Angelina had been wonderful in that last play. They all knew it. She tried not to look pleased.

“What were you again? Some kind of bug, right?” said Gregor.

“Something with wings,” said Larry.

She had been the fairy godmother in a version of Cinderella set in the city.

“Can we start now?” said Angelina. “So I don’t totally humiliate myself tonight?”

Gregor ran lines with her. He didn’t mind really. It distracted him from darker thoughts.

“Keep your head in the Overland,” he told himself.

“Or you’ll just make yourself nuts.”

And he did a pretty good job of it for the rest of the day. He got through his classes and took Lizzie home and then went over to Larry’s apartment. Larry’s mom ordered out Chinese food for a special treat, and they went and saw the play. It was fun and Angelina was the best thing in it. When he got home, Gregor gave his sisters a pocketful of fortune cookies he’d saved from dinner. Boots had never seen fortune cookies and kept trying to eat them, paper and all.

They went to bed earlier than usual because it was just too cold to do anything else. Gregor piled not only his blankets but his coat and a couple of towels on top of him. His mom and dad came in to say good night. That made him feel secure. For so many years his dad had been absent or too ill to come in. To have both parents tuck him in seemed like a real luxury.

So he was doing all right, keeping his head in the Overland, until his dad leaned down to hug him good night and whispered in a voice his mom couldn’t hear, “No mail.”

No mail. Two little words that brought the entire Underland and all its troubles whoosing right back into his brain. He and his dad had worked out a system.
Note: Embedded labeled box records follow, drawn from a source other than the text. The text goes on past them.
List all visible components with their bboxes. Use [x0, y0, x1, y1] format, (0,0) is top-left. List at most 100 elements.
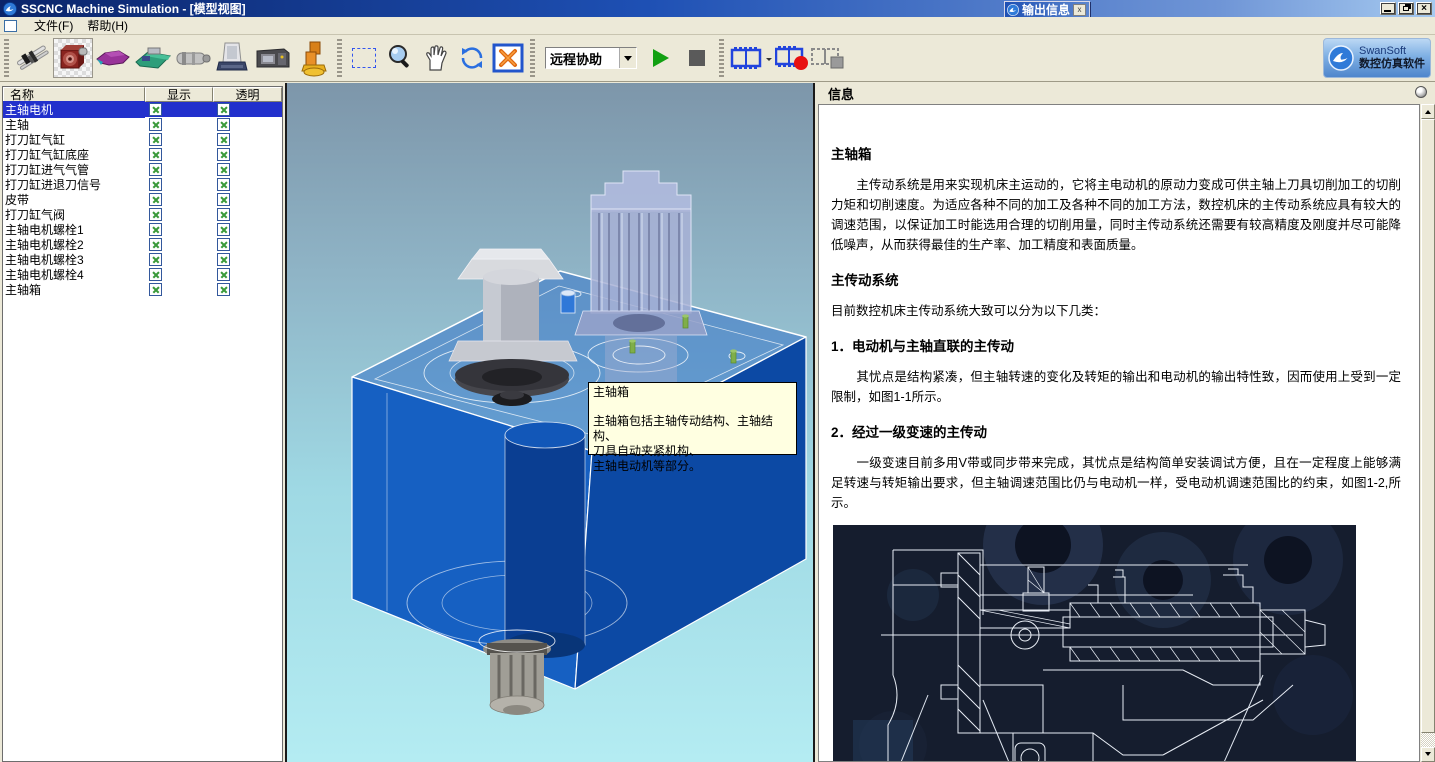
tree-row[interactable]: 主轴电机螺栓1 — [3, 222, 282, 237]
toolbar-grip[interactable] — [337, 39, 342, 77]
transparent-checkbox[interactable] — [217, 118, 230, 131]
model-viewport[interactable]: 主轴箱 主轴箱包括主轴传动结构、主轴结构、刀具自动夹紧机构、主轴电动机等部分。 — [285, 83, 815, 762]
remote-assist-combobox[interactable]: 远程协助 — [545, 47, 637, 69]
menu-bar: 文件(F) 帮助(H) × — [0, 17, 1435, 35]
stop-button[interactable] — [679, 38, 715, 78]
transparent-checkbox[interactable] — [217, 133, 230, 146]
tree-row[interactable]: 打刀缸气阀 — [3, 207, 282, 222]
combobox-dropdown-button[interactable] — [619, 48, 636, 68]
rotate-icon[interactable] — [454, 38, 490, 78]
transparent-checkbox[interactable] — [217, 253, 230, 266]
triangle-up-icon — [1425, 107, 1431, 114]
toolbar-grip[interactable] — [4, 39, 9, 77]
machine-bed-icon[interactable] — [133, 38, 173, 78]
tree-header-show[interactable]: 显示 — [145, 87, 213, 102]
transparent-checkbox[interactable] — [217, 178, 230, 191]
show-checkbox[interactable] — [149, 118, 162, 131]
transparent-checkbox[interactable] — [217, 223, 230, 236]
menu-help[interactable]: 帮助(H) — [80, 16, 135, 35]
child-window-icon[interactable] — [4, 20, 17, 32]
show-checkbox[interactable] — [149, 193, 162, 206]
scroll-up-button[interactable] — [1421, 104, 1435, 119]
spindle-shaft-icon[interactable] — [13, 38, 53, 78]
remote-assist-value: 远程协助 — [546, 49, 619, 68]
machine-part-icon[interactable] — [93, 38, 133, 78]
info-panel: 信息 主轴箱 主传动系统是用来实现机床主运动的，它将主电动机的原动力变成可供主轴… — [818, 83, 1435, 762]
tree-row[interactable]: 皮带 — [3, 192, 282, 207]
show-checkbox[interactable] — [149, 133, 162, 146]
info-paragraph: 主传动系统是用来实现机床主运动的，它将主电动机的原动力变成可供主轴上刀具切削加工… — [831, 175, 1401, 255]
transparent-checkbox[interactable] — [217, 238, 230, 251]
info-scrollbar[interactable] — [1421, 104, 1435, 762]
restore-button[interactable] — [1398, 2, 1414, 15]
toolbar: 远程协助 — [0, 35, 1435, 82]
app-icon — [3, 2, 17, 16]
show-checkbox[interactable] — [149, 268, 162, 281]
window-title: SSCNC Machine Simulation - [模型视图] — [21, 0, 246, 17]
minimize-button[interactable] — [1380, 2, 1396, 15]
show-checkbox[interactable] — [149, 103, 162, 116]
info-heading: 1．电动机与主轴直联的主传动 — [831, 335, 1401, 355]
part-name[interactable]: 主轴箱 — [3, 281, 145, 298]
transparent-checkbox[interactable] — [217, 208, 230, 221]
tree-row[interactable]: 打刀缸进气气管 — [3, 162, 282, 177]
show-checkbox[interactable] — [149, 178, 162, 191]
info-heading: 主轴箱 — [831, 143, 1401, 163]
spindle-box-icon[interactable] — [53, 38, 93, 78]
select-region-icon[interactable] — [346, 38, 382, 78]
show-checkbox[interactable] — [149, 238, 162, 251]
sphere-icon[interactable] — [1415, 86, 1427, 98]
zoom-icon[interactable] — [382, 38, 418, 78]
tool-magazine-icon[interactable] — [293, 38, 333, 78]
tree-row[interactable]: 主轴电机 — [3, 102, 282, 117]
toolbar-grip[interactable] — [530, 39, 535, 77]
close-button[interactable]: × — [1416, 2, 1432, 15]
show-checkbox[interactable] — [149, 253, 162, 266]
play-button[interactable] — [643, 38, 679, 78]
transparent-checkbox[interactable] — [217, 193, 230, 206]
swansoft-logo: SwanSoft 数控仿真软件 — [1323, 38, 1431, 78]
stop-icon — [689, 50, 705, 66]
animation-icon[interactable] — [728, 38, 764, 78]
show-checkbox[interactable] — [149, 223, 162, 236]
tree-row[interactable]: 打刀缸进退刀信号 — [3, 177, 282, 192]
tree-row[interactable]: 主轴电机螺栓3 — [3, 252, 282, 267]
show-checkbox[interactable] — [149, 163, 162, 176]
output-close-icon[interactable]: x — [1073, 4, 1086, 16]
transparent-checkbox[interactable] — [217, 148, 230, 161]
output-window-title: 输出信息 — [1022, 1, 1070, 18]
tooltip-body: 主轴箱包括主轴传动结构、主轴结构、刀具自动夹紧机构、主轴电动机等部分。 — [593, 414, 792, 474]
pan-icon[interactable] — [418, 38, 454, 78]
transparent-checkbox[interactable] — [217, 268, 230, 281]
animation-stop-icon[interactable] — [810, 38, 846, 78]
show-checkbox[interactable] — [149, 208, 162, 221]
chevron-down-icon[interactable] — [766, 58, 772, 61]
scroll-down-button[interactable] — [1421, 747, 1435, 762]
scrollbar-thumb[interactable] — [1421, 119, 1435, 733]
transparent-checkbox[interactable] — [217, 163, 230, 176]
tree-row[interactable]: 主轴电机螺栓4 — [3, 267, 282, 282]
menu-file[interactable]: 文件(F) — [27, 16, 80, 35]
tree-row[interactable]: 主轴电机螺栓2 — [3, 237, 282, 252]
tree-row[interactable]: 主轴 — [3, 117, 282, 132]
tree-row[interactable]: 打刀缸气缸底座 — [3, 147, 282, 162]
column-icon[interactable] — [213, 38, 253, 78]
animation-record-icon[interactable] — [774, 38, 810, 78]
info-content[interactable]: 主轴箱 主传动系统是用来实现机床主运动的，它将主电动机的原动力变成可供主轴上刀具… — [818, 104, 1420, 762]
tree-row[interactable]: 主轴箱 — [3, 282, 282, 297]
machine-tool-icon[interactable] — [253, 38, 293, 78]
show-checkbox[interactable] — [149, 148, 162, 161]
zoom-fit-icon[interactable] — [490, 38, 526, 78]
tree-header-name[interactable]: 名称 — [3, 87, 145, 102]
tree-row[interactable]: 打刀缸气缸 — [3, 132, 282, 147]
spindle-head-icon[interactable] — [173, 38, 213, 78]
model-tree-panel: 名称 显示 透明 主轴电机 主轴 打刀缸气缸 打刀缸气缸底座 打刀缸进 — [2, 86, 283, 762]
transparent-checkbox[interactable] — [217, 283, 230, 296]
output-window-titlebar[interactable]: 输出信息 x — [1004, 1, 1090, 18]
tree-header-transparent[interactable]: 透明 — [213, 87, 282, 102]
tooltip-title: 主轴箱 — [593, 385, 792, 400]
triangle-down-icon — [1425, 752, 1431, 759]
toolbar-grip[interactable] — [719, 39, 724, 77]
transparent-checkbox[interactable] — [217, 103, 230, 116]
show-checkbox[interactable] — [149, 283, 162, 296]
Gregor’s mom had put the laundry room off-limits last summer. You couldn’t blame her. In the last few years, first her husband, then Gregor and Boots had fallen through a grate in the laundry room wall that had led to the Underland. Their disappearance was agonizing. How his mom had kept the family going both emotionally and financially through all this…well, Gregor couldn’t say. She had been amazing. So it seemed a small enough thing to let have her way about the laundry room.

The tricky thing was…that made checking the grate that led to the Underland impossible for Gregor. But his dad knew how anxious he was for news of Luxa and the others, so once a day he would make a brief visit to the laundry room and see if a message had been left for his son.

They didn’t tell his mom; she would have just been upset. It was different for her. She had never been to the Underland. In her mind, everyone who lived there was somehow connected to the abduction of her husband and children. Unlike Gregor and his dad, who both had friends down there.

So there was no mail. No word again. No answers. Gregor stared into the dark for hours, and when he finally fell asleep, his dreams were troubled.